ILK does not contribute to mechanical activation of Akt. A, immunoblots of cellular proteins from mdMSC transfected with nonsense siRNA (siSCR) or siRNA targeting ILK (siILK) and then cultured for 3 days before application of strain for 30 or 60 min. B, densitometric analysis of phosphorylated Akt (Ser-473) normalized to total Akt and phosphorylated GSK3β (Ser-9) normalized to total GSK3β (n = three experiments) for mdMSC subjected to strain for 60 min. *, significant difference from the unstrained control (p < 0.05).

FIGURE 5.

PKC mediates Akt phosphorylation at Ser-473. A, immunoblots of mdMSC subjected to strain for 45 min following treatment with the PKC inhibitor calphostin C (1 μm). B, densitometric analysis of phosphorylated GSK3β (Ser-9) normalized to total GSK3β (n = three experiments). *, significant difference from the unstrained control (p < 0.01). C, immunoblots of cultures subjected to strain for 30 min following treatment with the conventional PKC inhibitor Gö6976.

FIGURE 6.

mTORC2 is required for mechanical activation of Akt. A, immunoblots of mdMSC subjected to strain for 45 min following treatment with the mTOR inhibitor KU0063794 (2 μm).
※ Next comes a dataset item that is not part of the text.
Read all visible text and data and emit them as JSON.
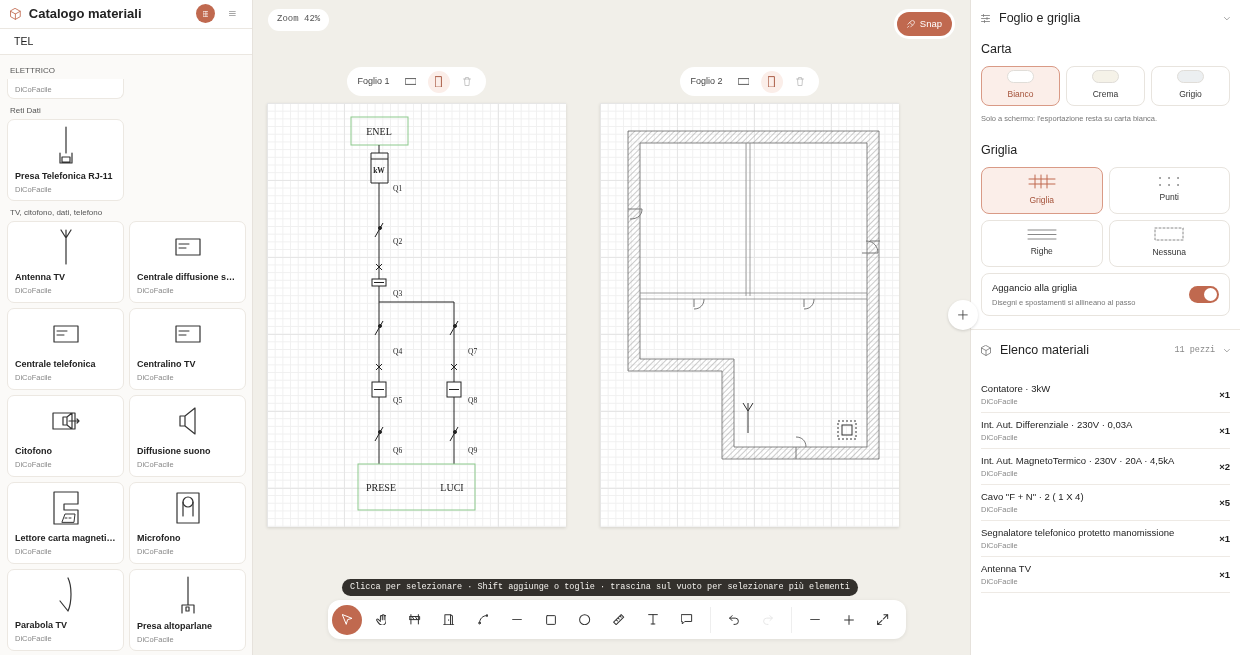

B, densitometric analysis of phosphorylated GSK3β (Ser-9) normalized to total GSK3β (n = three experiments). *, significant difference from the unstrained control (p < 0.05). C, immunoblots of cultures subjected to strain for 45 min following treatment with rapamycin (30 nm) to inhibit mTORC1. D, immunoblots of mdMSC treated with KU0063794 and then stimulated with insulin (50 nm) for 60 min. E, immunoblots of cultures treated with rapamycin and then stimulated with insulin for 60 min.